Why do I keep trying?
I see it's been almost 2 years since I lashed out on Data Binding in .NET. Judging from the comments I received, it seems I'm not the only one who thinks this technology is not implemented very well.
Nevertheless, I had a situation today where I thought Data Binding might be able to help me. Sure, I was very apprehensive, but I really thought data binding could help me out and reduce my work. Plus, despite my loathing of Data Binding and my continued bad experiences with it, I keep thinking it's me and I just don't know how to use it.
I'm writing an application and I need a UI to display a bunch of pressure ranges (min/max pairs) for the user to edit. So to make things easier, I created a UserControl that contained a label (the name of the pressure range) along with two text boxes -- one for the min and one for the max. The user control exposed two integer properties, LowValue and HighValue. These were just wrappers to access the Text property of the two textboxes.
Now I want to data bind a couple of properties in a business object to these values:
rangeControl1.DataBindings.Add("LowValue", config, "PressureMin");
rangeControl1.DataBindings.Add("HighValue", config, "PressureMax");
Seems simple enough.
I start my app and the "config" business object defaults PressureMin to 20 and PressureMax to 200. When I pull up the UI to edit the high and low value, they are both properly displayed as 20 and 200. I change the low pressure to 10 and press TAB to go to the next field. Everything is fine. I change the high pressure to 330 and press TAB. That's when I get bit by databinding!

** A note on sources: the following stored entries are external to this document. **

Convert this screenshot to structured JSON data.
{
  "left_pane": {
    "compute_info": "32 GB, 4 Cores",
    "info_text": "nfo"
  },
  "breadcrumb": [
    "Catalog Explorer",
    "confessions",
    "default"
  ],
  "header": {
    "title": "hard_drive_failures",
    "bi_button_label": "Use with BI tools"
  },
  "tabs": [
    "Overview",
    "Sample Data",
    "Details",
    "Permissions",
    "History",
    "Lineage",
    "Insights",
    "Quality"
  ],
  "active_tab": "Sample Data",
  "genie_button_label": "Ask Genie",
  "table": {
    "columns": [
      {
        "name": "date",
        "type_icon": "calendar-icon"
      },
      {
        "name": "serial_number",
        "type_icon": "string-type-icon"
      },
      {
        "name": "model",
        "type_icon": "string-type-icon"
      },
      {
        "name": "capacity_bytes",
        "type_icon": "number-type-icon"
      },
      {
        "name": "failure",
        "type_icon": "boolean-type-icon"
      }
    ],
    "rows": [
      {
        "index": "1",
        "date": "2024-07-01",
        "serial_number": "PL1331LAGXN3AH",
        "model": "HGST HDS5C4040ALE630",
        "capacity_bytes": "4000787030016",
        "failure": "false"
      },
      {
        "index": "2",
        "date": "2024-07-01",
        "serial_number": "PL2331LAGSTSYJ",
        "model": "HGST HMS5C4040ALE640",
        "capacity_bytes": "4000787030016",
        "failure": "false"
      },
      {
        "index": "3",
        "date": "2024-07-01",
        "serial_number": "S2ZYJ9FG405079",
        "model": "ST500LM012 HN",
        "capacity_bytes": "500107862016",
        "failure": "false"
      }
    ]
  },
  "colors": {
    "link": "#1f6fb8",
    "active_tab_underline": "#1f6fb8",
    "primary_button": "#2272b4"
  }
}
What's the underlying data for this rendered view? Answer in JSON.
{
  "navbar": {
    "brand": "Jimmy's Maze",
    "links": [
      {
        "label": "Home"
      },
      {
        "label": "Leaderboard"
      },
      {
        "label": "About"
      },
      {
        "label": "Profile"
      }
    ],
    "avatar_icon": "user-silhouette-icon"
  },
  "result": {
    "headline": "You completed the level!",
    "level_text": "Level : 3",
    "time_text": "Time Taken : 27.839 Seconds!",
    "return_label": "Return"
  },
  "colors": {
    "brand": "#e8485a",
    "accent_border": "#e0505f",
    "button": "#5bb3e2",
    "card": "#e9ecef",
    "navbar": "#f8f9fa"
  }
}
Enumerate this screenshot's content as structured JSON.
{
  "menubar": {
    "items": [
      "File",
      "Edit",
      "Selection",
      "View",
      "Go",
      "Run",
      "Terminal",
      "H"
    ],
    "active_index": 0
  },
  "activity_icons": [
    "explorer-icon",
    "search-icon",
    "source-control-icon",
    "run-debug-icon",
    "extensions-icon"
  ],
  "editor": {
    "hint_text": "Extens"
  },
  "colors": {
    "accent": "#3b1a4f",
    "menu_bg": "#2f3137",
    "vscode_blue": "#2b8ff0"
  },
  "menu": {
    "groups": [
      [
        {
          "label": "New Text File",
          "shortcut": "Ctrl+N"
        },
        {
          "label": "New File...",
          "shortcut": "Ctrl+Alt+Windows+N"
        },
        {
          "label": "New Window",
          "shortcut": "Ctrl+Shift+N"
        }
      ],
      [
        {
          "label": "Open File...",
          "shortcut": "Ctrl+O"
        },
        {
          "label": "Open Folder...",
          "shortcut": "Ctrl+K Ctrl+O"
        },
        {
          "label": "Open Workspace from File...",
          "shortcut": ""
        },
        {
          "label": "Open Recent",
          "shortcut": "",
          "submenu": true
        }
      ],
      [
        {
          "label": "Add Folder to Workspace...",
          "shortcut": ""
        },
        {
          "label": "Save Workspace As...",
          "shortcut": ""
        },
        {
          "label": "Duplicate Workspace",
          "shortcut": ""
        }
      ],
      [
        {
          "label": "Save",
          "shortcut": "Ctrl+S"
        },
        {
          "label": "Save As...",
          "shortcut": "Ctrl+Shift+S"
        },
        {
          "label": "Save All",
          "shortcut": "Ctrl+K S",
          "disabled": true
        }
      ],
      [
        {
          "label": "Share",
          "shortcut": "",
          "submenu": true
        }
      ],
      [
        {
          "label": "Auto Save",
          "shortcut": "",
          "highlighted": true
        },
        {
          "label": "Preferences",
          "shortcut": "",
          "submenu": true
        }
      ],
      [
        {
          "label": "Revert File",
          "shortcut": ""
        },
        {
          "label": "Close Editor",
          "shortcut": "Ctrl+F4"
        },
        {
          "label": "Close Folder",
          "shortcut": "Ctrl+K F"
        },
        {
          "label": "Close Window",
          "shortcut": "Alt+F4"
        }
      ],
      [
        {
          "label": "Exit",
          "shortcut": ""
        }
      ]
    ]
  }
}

The "330" changes back to 200 after I leave the field!
Huh? Why would one property work (the low pressure) but not the high one? I double-checked my data binding (it's just defined through strings so I thought I might have made a copy/paste error). Nope, everything looks good.
I messed with this and Google'd for over an hour thinking this should work fine. I figure it had to be me doing something wrong. Once I realized what was happening, maybe it is me. Maybe I just don't grok how Microsoft implemented data binding. In any case, here's what I think is happening:
1. I enter "10" for the low pressure and hit TAB. I'm still inside the user control so nothing related to data binding happens.
2. I enter "330" for the high pressure and hit TAB. Now we're leaving the user control so data binding takes over. It starts looping though it's data bindings collection.
3. The first binding to "LowValue" causes the "10" to be sent to my business object via the "PressureMin" setter.
4. Data binding now detects that my business object has changed and updates all bound controls! This means the value for "PressureMin" (the value 10 that was updated in step 3) is moved to the LowValue control (no problem there) and the value for "PressureMax" (which is still 200) is placed in the HighValue control.
At this point, I'm, well, you know -- up someone's creek without a paddle. My edited high pressure value of "330" is now gone. Sure, data binding continues looping throughthe bound properties and "200" is passed to my business object via the PressureMax setter. But that's moot at this point.
Again, it's probably me. Maybe Microsoft never intended for multiple properties to be bound to a single object (why?). I played around with setting DataSourceUpdateMode on my data bindings to Never. That seemed to work as my edited high value didn't revert back to 200 when I tabbed out of the field. But as soon as I used the binding source's "WriteValue" method, it caused step 4 to fire again, thus wiping out my other edits.
I do have a workaround, although I don't like it. I expose the individual TextBox controls for the high and low values. I do the data binding on each individual textbox instead of the usercontrol as a whole. I feel dirty exposing those text boxes only to support data binding, but it does save me some work.
I think this is the last time I'm going to try messing with data binding.